Gereja Harus dengan Tegas Menolak Legalitas Pernikahan Sejenis baik di Gereja ataupun Negara
BeritaMujizat.com – Teologi – Legalisasi pernikahan sejenis adalah fenomena masyarakat post-sekuler yang menujukan ketertarikan pada spiritualitas dan agama namun menolak ajaran agama yang dianggap fundamental dan tradisional. Masyarakat post-sekuler ini tidak lagi mendewakan rasionalitas dan mulai makna yang baru dalam spiritualitas.
Pandangan ini adalah pandangan yang muncul dari seorang filsuf sosial politik modern bernama Habermas. Sisi positif dari pandangan Habermas ini adalah kembalinya gairah agama atau spiritualitas bahkan hingga bagaimana agama muncul di ruang publik. Agama yang dulu sempat dianggap kuno dan punah kini keluar dari ruang-ruang privat, menjawab kekosongan atau kegagalan sekulerisme yang diagung-agungkan masyarakat modern.

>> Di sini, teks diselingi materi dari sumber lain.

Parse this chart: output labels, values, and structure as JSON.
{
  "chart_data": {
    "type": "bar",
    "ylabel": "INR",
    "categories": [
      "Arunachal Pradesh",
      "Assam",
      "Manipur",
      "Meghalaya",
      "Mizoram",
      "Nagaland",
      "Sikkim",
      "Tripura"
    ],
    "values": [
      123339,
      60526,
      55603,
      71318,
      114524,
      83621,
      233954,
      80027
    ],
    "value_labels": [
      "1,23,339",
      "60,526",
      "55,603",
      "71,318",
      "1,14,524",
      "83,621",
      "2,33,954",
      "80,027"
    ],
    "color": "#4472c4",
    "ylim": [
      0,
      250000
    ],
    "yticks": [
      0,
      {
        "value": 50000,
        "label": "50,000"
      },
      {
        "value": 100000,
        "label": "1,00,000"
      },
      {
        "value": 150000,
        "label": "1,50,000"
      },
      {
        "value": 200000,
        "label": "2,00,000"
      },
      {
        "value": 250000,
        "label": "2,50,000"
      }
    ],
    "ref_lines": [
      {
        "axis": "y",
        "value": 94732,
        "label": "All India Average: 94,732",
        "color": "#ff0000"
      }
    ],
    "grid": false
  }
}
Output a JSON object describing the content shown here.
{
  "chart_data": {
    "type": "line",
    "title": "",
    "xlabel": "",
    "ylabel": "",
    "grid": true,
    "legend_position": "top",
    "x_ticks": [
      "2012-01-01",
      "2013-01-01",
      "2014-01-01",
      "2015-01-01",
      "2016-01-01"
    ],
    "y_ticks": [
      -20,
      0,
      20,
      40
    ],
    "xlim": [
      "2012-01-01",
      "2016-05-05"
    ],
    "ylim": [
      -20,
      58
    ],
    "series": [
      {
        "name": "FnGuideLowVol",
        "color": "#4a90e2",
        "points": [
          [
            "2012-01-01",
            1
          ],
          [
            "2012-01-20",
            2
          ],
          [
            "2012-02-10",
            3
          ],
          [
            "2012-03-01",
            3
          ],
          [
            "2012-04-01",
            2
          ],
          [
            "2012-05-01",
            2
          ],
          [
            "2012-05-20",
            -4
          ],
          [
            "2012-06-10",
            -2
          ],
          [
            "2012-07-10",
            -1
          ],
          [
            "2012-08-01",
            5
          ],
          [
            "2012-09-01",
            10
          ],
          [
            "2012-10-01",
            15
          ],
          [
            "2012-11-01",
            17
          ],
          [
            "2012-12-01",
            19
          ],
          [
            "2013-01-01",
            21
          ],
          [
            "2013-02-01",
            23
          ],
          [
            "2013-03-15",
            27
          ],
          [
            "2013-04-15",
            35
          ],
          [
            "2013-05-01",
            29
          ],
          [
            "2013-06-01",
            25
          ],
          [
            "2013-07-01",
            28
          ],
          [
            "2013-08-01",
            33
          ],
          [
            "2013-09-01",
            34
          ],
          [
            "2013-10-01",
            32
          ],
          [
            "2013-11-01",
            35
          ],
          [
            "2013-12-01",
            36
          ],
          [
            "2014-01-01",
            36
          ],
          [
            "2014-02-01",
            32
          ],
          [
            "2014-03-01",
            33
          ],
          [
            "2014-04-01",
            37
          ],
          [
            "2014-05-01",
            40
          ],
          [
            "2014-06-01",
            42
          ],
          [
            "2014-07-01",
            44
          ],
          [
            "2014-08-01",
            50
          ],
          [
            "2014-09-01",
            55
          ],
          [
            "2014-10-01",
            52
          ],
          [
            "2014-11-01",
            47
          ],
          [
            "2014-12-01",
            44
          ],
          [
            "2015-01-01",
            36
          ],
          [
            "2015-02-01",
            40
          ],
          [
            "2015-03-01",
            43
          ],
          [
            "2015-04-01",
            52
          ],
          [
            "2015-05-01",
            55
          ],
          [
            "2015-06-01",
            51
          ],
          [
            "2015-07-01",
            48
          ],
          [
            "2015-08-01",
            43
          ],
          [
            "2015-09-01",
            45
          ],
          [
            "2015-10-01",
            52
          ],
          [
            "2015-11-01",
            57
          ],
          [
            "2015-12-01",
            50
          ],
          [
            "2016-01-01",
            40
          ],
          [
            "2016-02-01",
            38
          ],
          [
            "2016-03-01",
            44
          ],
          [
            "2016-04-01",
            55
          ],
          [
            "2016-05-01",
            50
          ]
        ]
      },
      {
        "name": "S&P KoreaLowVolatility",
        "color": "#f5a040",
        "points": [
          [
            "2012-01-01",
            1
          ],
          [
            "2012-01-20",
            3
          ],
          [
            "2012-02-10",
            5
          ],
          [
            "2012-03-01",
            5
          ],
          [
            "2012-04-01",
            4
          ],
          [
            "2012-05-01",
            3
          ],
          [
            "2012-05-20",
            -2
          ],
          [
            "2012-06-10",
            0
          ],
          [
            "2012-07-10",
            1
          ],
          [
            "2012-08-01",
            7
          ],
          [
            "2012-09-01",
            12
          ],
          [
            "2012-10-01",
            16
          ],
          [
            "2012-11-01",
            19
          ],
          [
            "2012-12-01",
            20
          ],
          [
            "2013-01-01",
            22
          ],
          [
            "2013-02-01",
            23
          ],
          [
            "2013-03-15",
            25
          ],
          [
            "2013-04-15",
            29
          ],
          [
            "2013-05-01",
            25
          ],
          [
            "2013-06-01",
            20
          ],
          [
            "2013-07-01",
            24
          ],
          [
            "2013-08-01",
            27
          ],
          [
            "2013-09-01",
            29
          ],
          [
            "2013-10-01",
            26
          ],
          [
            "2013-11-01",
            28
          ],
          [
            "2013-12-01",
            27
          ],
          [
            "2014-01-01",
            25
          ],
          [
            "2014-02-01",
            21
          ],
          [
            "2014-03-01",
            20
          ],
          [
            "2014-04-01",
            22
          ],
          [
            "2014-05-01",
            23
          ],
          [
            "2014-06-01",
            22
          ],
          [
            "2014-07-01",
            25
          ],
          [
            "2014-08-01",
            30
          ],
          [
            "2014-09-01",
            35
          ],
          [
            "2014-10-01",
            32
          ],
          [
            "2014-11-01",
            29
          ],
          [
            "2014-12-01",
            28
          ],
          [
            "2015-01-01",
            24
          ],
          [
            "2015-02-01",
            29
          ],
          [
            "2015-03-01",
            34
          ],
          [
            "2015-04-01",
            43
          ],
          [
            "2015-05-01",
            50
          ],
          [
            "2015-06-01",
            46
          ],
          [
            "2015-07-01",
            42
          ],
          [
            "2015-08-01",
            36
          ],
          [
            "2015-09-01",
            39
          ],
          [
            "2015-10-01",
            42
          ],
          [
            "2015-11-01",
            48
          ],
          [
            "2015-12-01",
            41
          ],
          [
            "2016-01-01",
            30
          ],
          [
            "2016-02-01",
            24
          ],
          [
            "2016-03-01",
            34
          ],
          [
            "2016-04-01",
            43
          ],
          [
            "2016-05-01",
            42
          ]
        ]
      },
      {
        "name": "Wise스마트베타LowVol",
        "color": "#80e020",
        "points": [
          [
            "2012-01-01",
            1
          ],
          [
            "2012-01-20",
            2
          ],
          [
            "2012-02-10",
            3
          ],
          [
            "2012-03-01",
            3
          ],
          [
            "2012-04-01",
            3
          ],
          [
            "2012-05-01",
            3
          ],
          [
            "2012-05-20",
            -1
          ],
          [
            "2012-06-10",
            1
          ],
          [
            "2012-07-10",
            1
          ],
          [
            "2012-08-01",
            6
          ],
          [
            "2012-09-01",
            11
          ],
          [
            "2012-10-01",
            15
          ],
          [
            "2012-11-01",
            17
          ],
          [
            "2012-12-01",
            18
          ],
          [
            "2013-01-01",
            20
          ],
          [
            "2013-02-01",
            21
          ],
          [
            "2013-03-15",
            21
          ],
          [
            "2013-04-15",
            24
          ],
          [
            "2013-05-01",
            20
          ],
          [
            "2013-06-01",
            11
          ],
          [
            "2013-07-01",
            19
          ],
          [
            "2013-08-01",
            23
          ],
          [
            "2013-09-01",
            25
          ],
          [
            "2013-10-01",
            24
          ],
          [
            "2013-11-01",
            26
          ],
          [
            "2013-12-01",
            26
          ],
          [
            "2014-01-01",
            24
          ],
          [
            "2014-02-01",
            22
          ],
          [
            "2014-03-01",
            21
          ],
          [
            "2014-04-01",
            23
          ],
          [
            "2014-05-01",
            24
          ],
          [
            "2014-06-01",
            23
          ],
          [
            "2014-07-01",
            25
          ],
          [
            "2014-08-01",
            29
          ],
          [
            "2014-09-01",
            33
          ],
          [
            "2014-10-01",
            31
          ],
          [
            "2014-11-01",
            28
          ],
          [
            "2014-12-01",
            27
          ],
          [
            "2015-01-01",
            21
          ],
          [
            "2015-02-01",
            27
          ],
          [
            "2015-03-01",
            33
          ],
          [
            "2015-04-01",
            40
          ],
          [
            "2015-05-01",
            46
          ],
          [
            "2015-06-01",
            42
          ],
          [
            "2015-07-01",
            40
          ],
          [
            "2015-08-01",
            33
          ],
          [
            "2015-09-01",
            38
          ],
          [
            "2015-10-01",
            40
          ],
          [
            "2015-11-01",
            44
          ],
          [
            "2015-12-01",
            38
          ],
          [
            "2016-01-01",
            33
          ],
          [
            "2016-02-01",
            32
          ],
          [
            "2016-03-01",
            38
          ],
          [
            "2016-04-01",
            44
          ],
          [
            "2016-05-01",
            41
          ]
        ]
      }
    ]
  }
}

Pandangan Habermas tentang masyarakat post-sekuler ini memberikan ruang baru diskusi baru teologi Kristen dalam meresponi persoalan dan dinamika yang terjadi saat ini termasuk legalitas pernikahan sejenis. Dalam hal ini penulis ingin membawa sikap terhadap legalitas pernikahan sejenis dalam dialog yang lebih terbuka. Upaya ini sekaligus berusaha memperlihatkan aspek keindahan dari fundamentalisme Kristen yang selama ini tidak terlihat.
Berdasarkan fakta yang tertuang dalam Alkitab sebagai firman Tuhan, mudah sekali menegaskan bahwa Gereja harus menolak legalitas pernikahan sejenis baik secara agama maupun negara (sipil). Alkitab secara eksplisit maupun implisit dengan tegas menerangkan bahwa pernikahan adalah heteroseksual antara laki-laki dan perempuan.
Konsep pernikahan monogami antara laki-laki dan perempuan telah dituliskan sebagai rancangan awal manusia (Kejadian 2 : 24). Pernikahan monogami antara laki-laki dan perempuan ini adalah dasar keluarga Kristen yang kemudian menjadi cikal bakal terbentuknya masyarakat hingga peradaban manusia (Kejadian 1 : 28).
Dalam hal ini Kekristenan berdasarkan desain yang tertuang dalam Alkitab tidak hanya melihat sebagai pemenuhan kebutuhan seksual semata. Pernikahan merupakan bagian dari konsep tentang keluarga dan bagiamana membangun pemerintahanNya. Secara ekstalogis konsep pernikahan juga menjadi simbol bagaimana relasi kasih Allah kepada umatnya.
Relasi vertikal dan horisontal yang terdapat pada konsep pernikahan monogami dan heteroseksual inilah menjadi dasar bahwa Gereja harus dengan tegas menolak legalitas pernikahan sejenis baik dari Gereja maupun Negara. Dengan sikap tegas ini lalu bagaimana dengan kaum LBGTQ yang mulai berziarah dalam iman Kekristenan?
Berdasarkan rancangan Tuhan atas manusia tentang, pribadi, gender, dan pernikahan, LBGTQ harus dilihat sebagai bentuk ketidaknormalan seksual. Alkitab juga mencatat bahwa penyimpangan seksual adalah sebuah dosa dan bentuk kenormalan (Roma 1 : 27). Pemaksaan legalitas pernikahan sejenis justru membuat kaum LBGTQ tidak dapat mengalami kemerdekaan yang sejati didalam Kristus.
Penolakan legalitas pernikahan LGBTQ ini tidak lantas memakksa kaum LGBTQ menikah secara normal. Penolakan legalitas pernikahan sejenis menawarkan kaum LBGTQ untuk mendapatkan kasih karunia untuk mengalami pembaharuan dalam Kristus. Bahkan dalam Kekristenan ada kasih karunia untuk hidup selibat sebagai bentuk mengalami kasih Tuhan secara utuh.
Kasih karunia ini tentu menjadi jawaban atau pergolakan batin akibat ambiguitas gender yang dialami oleh kaum LGBTQ. Paulus dengan tegas orang-orang dengan hidup selibat adalah orang-orang yang mendapatkan kasih Allah secara khusus (1 Kor 7:1-40). Paulus bahkan mendorong orang-orang yang telah menikah untuk mempunyai respon seperti orang yang selibat sehingga dapat mengalami cinta kasih Allah luar biasa. Kasih karunia dan keindahan selibat ini tentu tidak dapat dialami atau dilihat dalam legalitas pernikahan sejenis.